Title: Re: mRNA flu vaccines are being researched
Post by: dogmush on October 10, 2021, 10:51:06 AM
Current flu vaccines are between 40% and 60% effective at preventing the disease.  And that's only in years where the vacci e is well matched to the prevalent flu variant.

Shouldn't be too hard to improve on that.

I've always defined vaccine as "preventing a person from getting the disease," as opposed to "reducing the severity/symptoms."

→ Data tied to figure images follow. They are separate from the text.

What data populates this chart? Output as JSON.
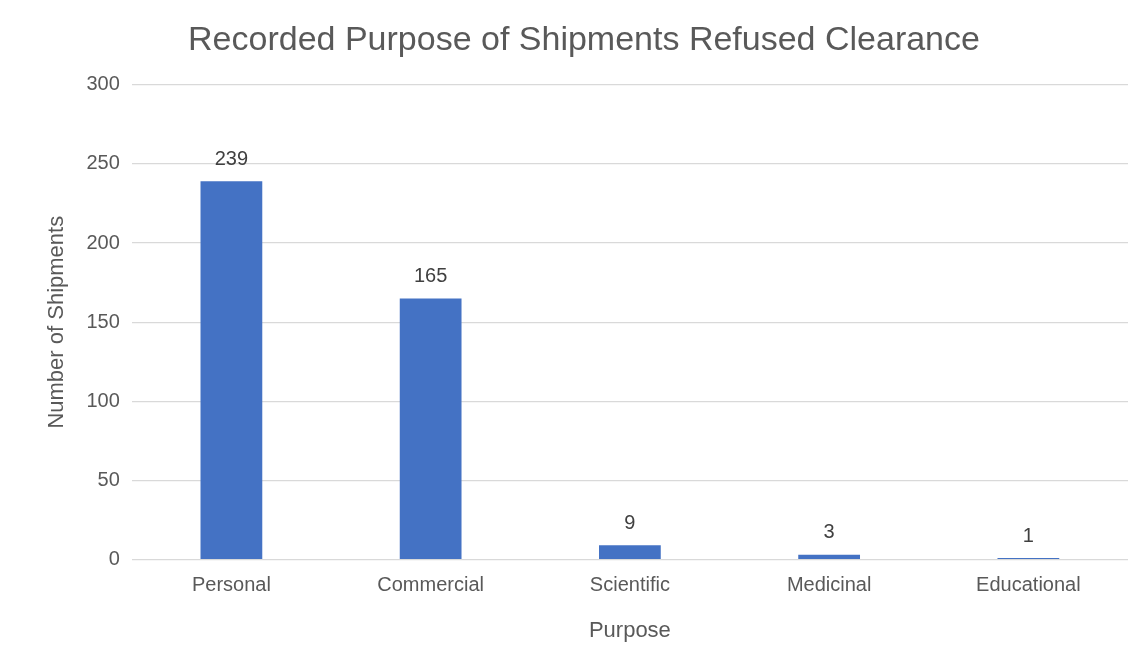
{
  "chart_data": {
    "type": "bar",
    "title": "Recorded Purpose of Shipments Refused Clearance",
    "xlabel": "Purpose",
    "ylabel": "Number of Shipments",
    "categories": [
      "Personal",
      "Commercial",
      "Scientific",
      "Medicinal",
      "Educational"
    ],
    "values": [
      239,
      165,
      9,
      3,
      1
    ],
    "color": "#4472c4",
    "ylim": [
      0,
      300
    ],
    "yticks": [
      0,
      50,
      100,
      150,
      200,
      250,
      300
    ],
    "grid": "y",
    "data_labels": true,
    "legend": false
  }
}
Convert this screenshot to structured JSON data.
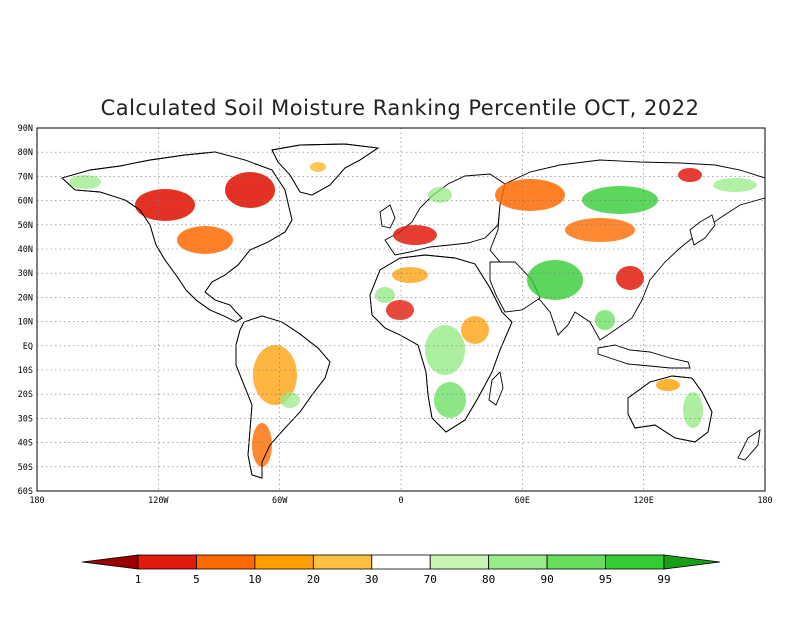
{
  "title": "Calculated Soil Moisture Ranking Percentile OCT, 2022",
  "lat_labels": [
    "90N",
    "80N",
    "70N",
    "60N",
    "50N",
    "40N",
    "30N",
    "20N",
    "10N",
    "EQ",
    "10S",
    "20S",
    "30S",
    "40S",
    "50S",
    "60S"
  ],
  "lon_labels": [
    "180",
    "120W",
    "60W",
    "0",
    "60E",
    "120E",
    "180"
  ],
  "legend": {
    "labels": [
      "1",
      "5",
      "10",
      "20",
      "30",
      "70",
      "80",
      "90",
      "95",
      "99"
    ],
    "colors": [
      "#9a0000",
      "#e21b0c",
      "#ff6a00",
      "#ff9e00",
      "#ffc040",
      "#ffffff",
      "#c8f5b4",
      "#98eb88",
      "#66dd5c",
      "#33cc33",
      "#17a017"
    ]
  },
  "colors": {
    "very_dry": "#e21b0c",
    "dry": "#ff6a00",
    "moderately_dry": "#ff9e00",
    "slightly_dry": "#ffc040",
    "slightly_wet": "#c8f5b4",
    "wet": "#66dd5c",
    "very_wet": "#33cc33"
  }
}
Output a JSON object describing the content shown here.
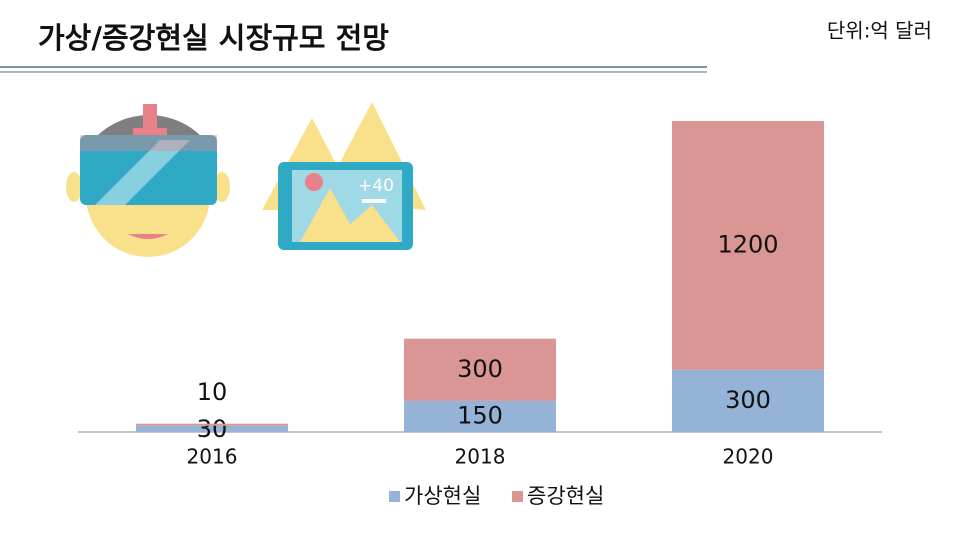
{
  "chart_data": {
    "type": "stacked_bar",
    "title": "가상/증강현실 시장규모 전망",
    "unit_label": "단위:억 달러",
    "annotations": [
      "+40"
    ],
    "categories": [
      "2016",
      "2018",
      "2020"
    ],
    "series": [
      {
        "name": "가상현실",
        "color": "#95b3d7",
        "values": [
          30,
          150,
          300
        ]
      },
      {
        "name": "증강현실",
        "color": "#d99694",
        "values": [
          10,
          300,
          1200
        ]
      }
    ],
    "legend": "bottom"
  }
}
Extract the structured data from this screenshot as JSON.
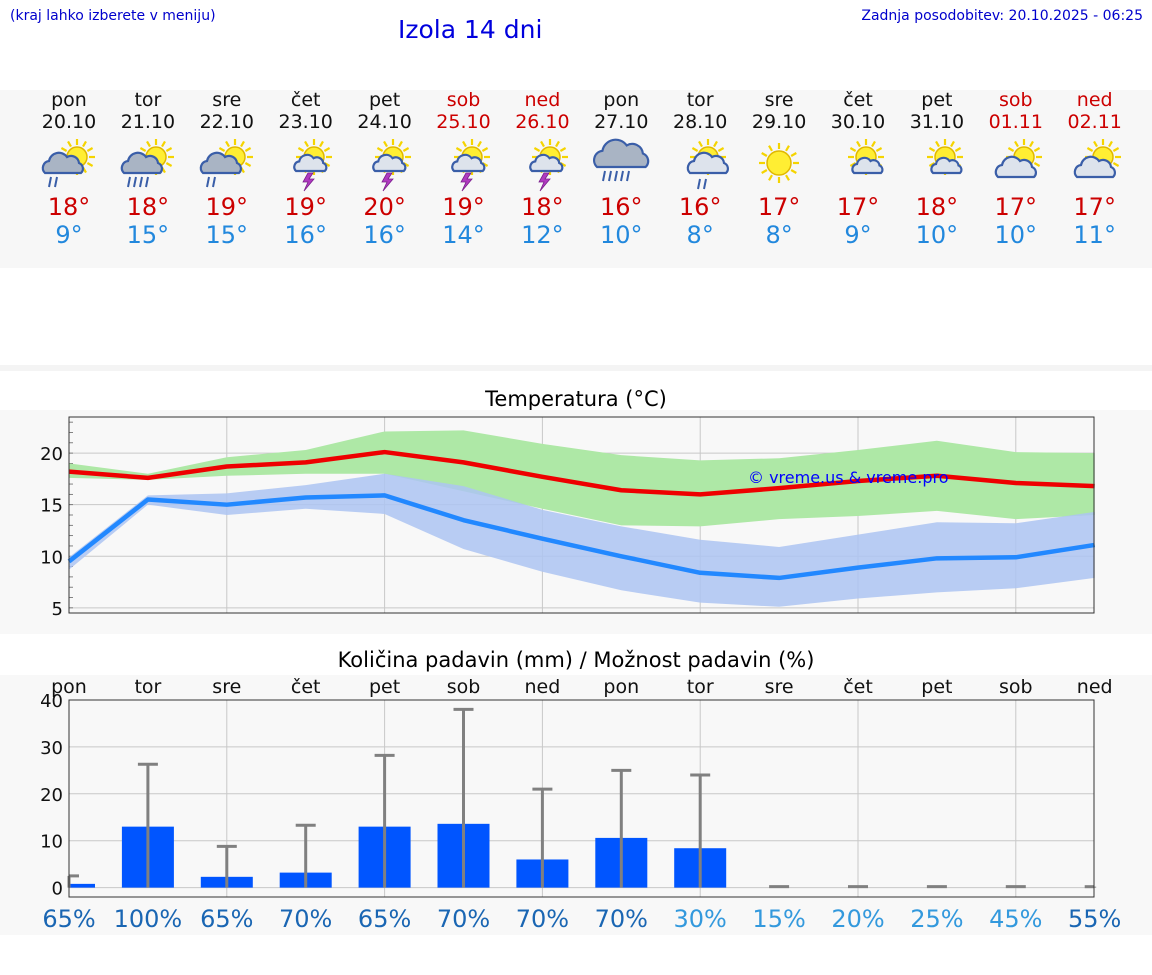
{
  "header": {
    "hint": "(kraj lahko izberete v meniju)",
    "title": "Izola 14 dni",
    "updated": "Zadnja posodobitev: 20.10.2025 - 06:25"
  },
  "days": [
    {
      "name": "pon",
      "date": "20.10",
      "icon": "sun-cloud-rain-icon",
      "kind": "rain",
      "max": "18°",
      "min": "9°",
      "weekend": false
    },
    {
      "name": "tor",
      "date": "21.10",
      "icon": "sun-cloud-heavy-rain-icon",
      "kind": "heavyrain",
      "max": "18°",
      "min": "15°",
      "weekend": false
    },
    {
      "name": "sre",
      "date": "22.10",
      "icon": "sun-cloud-rain-icon",
      "kind": "rain",
      "max": "19°",
      "min": "15°",
      "weekend": false
    },
    {
      "name": "čet",
      "date": "23.10",
      "icon": "sun-cloud-thunder-icon",
      "kind": "thunder",
      "max": "19°",
      "min": "16°",
      "weekend": false
    },
    {
      "name": "pet",
      "date": "24.10",
      "icon": "sun-cloud-thunder-icon",
      "kind": "thunder",
      "max": "20°",
      "min": "16°",
      "weekend": false
    },
    {
      "name": "sob",
      "date": "25.10",
      "icon": "sun-cloud-thunder-icon",
      "kind": "thunder",
      "max": "19°",
      "min": "14°",
      "weekend": true
    },
    {
      "name": "ned",
      "date": "26.10",
      "icon": "sun-cloud-thunder-icon",
      "kind": "thunder",
      "max": "18°",
      "min": "12°",
      "weekend": true
    },
    {
      "name": "pon",
      "date": "27.10",
      "icon": "cloud-heavy-rain-icon",
      "kind": "cloudrain",
      "max": "16°",
      "min": "10°",
      "weekend": false
    },
    {
      "name": "tor",
      "date": "28.10",
      "icon": "sun-cloud-rain-icon",
      "kind": "sunrain",
      "max": "16°",
      "min": "8°",
      "weekend": false
    },
    {
      "name": "sre",
      "date": "29.10",
      "icon": "sun-icon",
      "kind": "sun",
      "max": "17°",
      "min": "8°",
      "weekend": false
    },
    {
      "name": "čet",
      "date": "30.10",
      "icon": "sun-small-cloud-icon",
      "kind": "suncloud",
      "max": "17°",
      "min": "9°",
      "weekend": false
    },
    {
      "name": "pet",
      "date": "31.10",
      "icon": "sun-small-cloud-icon",
      "kind": "suncloud",
      "max": "18°",
      "min": "10°",
      "weekend": false
    },
    {
      "name": "sob",
      "date": "01.11",
      "icon": "sun-cloud-icon",
      "kind": "cloudy",
      "max": "17°",
      "min": "10°",
      "weekend": true
    },
    {
      "name": "ned",
      "date": "02.11",
      "icon": "sun-cloud-icon",
      "kind": "cloudy",
      "max": "17°",
      "min": "11°",
      "weekend": true
    }
  ],
  "chart_data": [
    {
      "type": "line",
      "title": "Temperatura (°C)",
      "watermark": "© vreme.us & vreme.pro",
      "x": [
        0,
        1,
        2,
        3,
        4,
        5,
        6,
        7,
        8,
        9,
        10,
        11,
        12,
        13
      ],
      "ylim": [
        4.5,
        23.5
      ],
      "yticks": [
        5,
        10,
        15,
        20
      ],
      "grid": true,
      "colors": {
        "max": "#ee0000",
        "min": "#2288ff",
        "max_band": "#aee8a6",
        "min_band": "#adc4f2"
      },
      "series": [
        {
          "values": [
            18.2,
            17.6,
            18.7,
            19.1,
            20.1,
            19.1,
            17.7,
            16.4,
            16.0,
            16.6,
            17.3,
            17.8,
            17.1,
            16.8
          ]
        },
        {
          "values": [
            9.5,
            15.5,
            15.0,
            15.7,
            15.9,
            13.5,
            11.7,
            10.0,
            8.4,
            7.9,
            8.9,
            9.8,
            9.9,
            11.1
          ]
        }
      ],
      "bands": [
        {
          "lower": [
            17.6,
            17.4,
            17.8,
            18.0,
            18.0,
            16.3,
            14.6,
            13.0,
            12.9,
            13.6,
            13.9,
            14.4,
            13.6,
            14.0
          ],
          "upper": [
            19.0,
            18.0,
            19.6,
            20.3,
            22.1,
            22.2,
            20.9,
            19.8,
            19.3,
            19.5,
            20.3,
            21.2,
            20.1,
            20.0
          ]
        },
        {
          "lower": [
            8.7,
            15.0,
            14.0,
            14.6,
            14.1,
            10.7,
            8.5,
            6.7,
            5.5,
            5.1,
            5.9,
            6.5,
            6.9,
            7.9
          ],
          "upper": [
            9.9,
            15.9,
            16.1,
            16.9,
            18.0,
            16.8,
            14.5,
            12.9,
            11.6,
            10.9,
            12.1,
            13.3,
            13.2,
            14.3
          ]
        }
      ]
    },
    {
      "type": "bar",
      "title": "Količina padavin (mm) / Možnost padavin (%)",
      "categories": [
        "pon",
        "tor",
        "sre",
        "čet",
        "pet",
        "sob",
        "ned",
        "pon",
        "tor",
        "sre",
        "čet",
        "pet",
        "sob",
        "ned"
      ],
      "values": [
        0.8,
        13.0,
        2.3,
        3.2,
        13.0,
        13.6,
        6.0,
        10.6,
        8.4,
        0,
        0,
        0,
        0,
        0
      ],
      "error_max": [
        2.5,
        26.3,
        8.8,
        13.3,
        28.2,
        38.0,
        21.0,
        25.0,
        24.0,
        0.2,
        0.2,
        0.2,
        0.2,
        0.2
      ],
      "probability": [
        "65%",
        "100%",
        "65%",
        "70%",
        "65%",
        "70%",
        "70%",
        "70%",
        "30%",
        "15%",
        "20%",
        "25%",
        "45%",
        "55%"
      ],
      "ylim": [
        -2,
        40
      ],
      "yticks": [
        0,
        10,
        20,
        30,
        40
      ],
      "grid": true,
      "colors": {
        "bar": "#0055ff",
        "whisker": "#808080",
        "prob_high": "#1a66b3",
        "prob_low": "#3399dd"
      }
    }
  ]
}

Not to pick on Fly320s, apparently a lot of people thought this, but it's  a fundamental misunderstanding on how vaccines work. Vaccines and illnesses are not binary get it or don't  situations. Vaccines make your immune system better at fighting a pathogen,  but a huge dose of pathogen,  or wierd variant, or just bad luck can all contribute to you getting a disease anyway.
Title: Re: mRNA flu vaccines are being researched
Post by: Fly320s on October 10, 2021, 02:29:34 PM

Not to pick on Fly320s, apparently a lot of people thought this, but it's  a fundamental misunderstanding on how vaccines work. Vaccines and illnesses are not binary get it or don't  situations. Vaccines make your immune system better at fighting a pathogen,  but a huge dose of pathogen,  or wierd variant, or just bad luck can all contribute to you getting a disease anyway.

That's interesting.  It makes sense that the seasonal Flu gets through the vaccine defense, because the Flu has many variants and it is always mutating.  Then we have vaccines for diseases like Polio, where it seems to be 100% effective at preventing the disease, not just lessening the symptoms.
Title: Re: mRNA flu vaccines are being researched
Post by: dogmush on October 10, 2021, 06:33:38 PM
Polio is one of the more successful  vaccines (smallpox being the other really successful one) but a big portion of it's efficacy is that it has made it so people  aren't really exposed to polio anymore. It's pretty rare, at least in the west.

Here's the info sheet on it:https://www.cdc.gov/vaccines/vpd/polio/hcp/effectiveness-duration-protection.html

I checked my shot record and the Army decided I was vaccinated against Polio after two doses, so I guess 90% is good enough.  Note the 99-100% efficacy fades with time, but they haven't studied how quickly.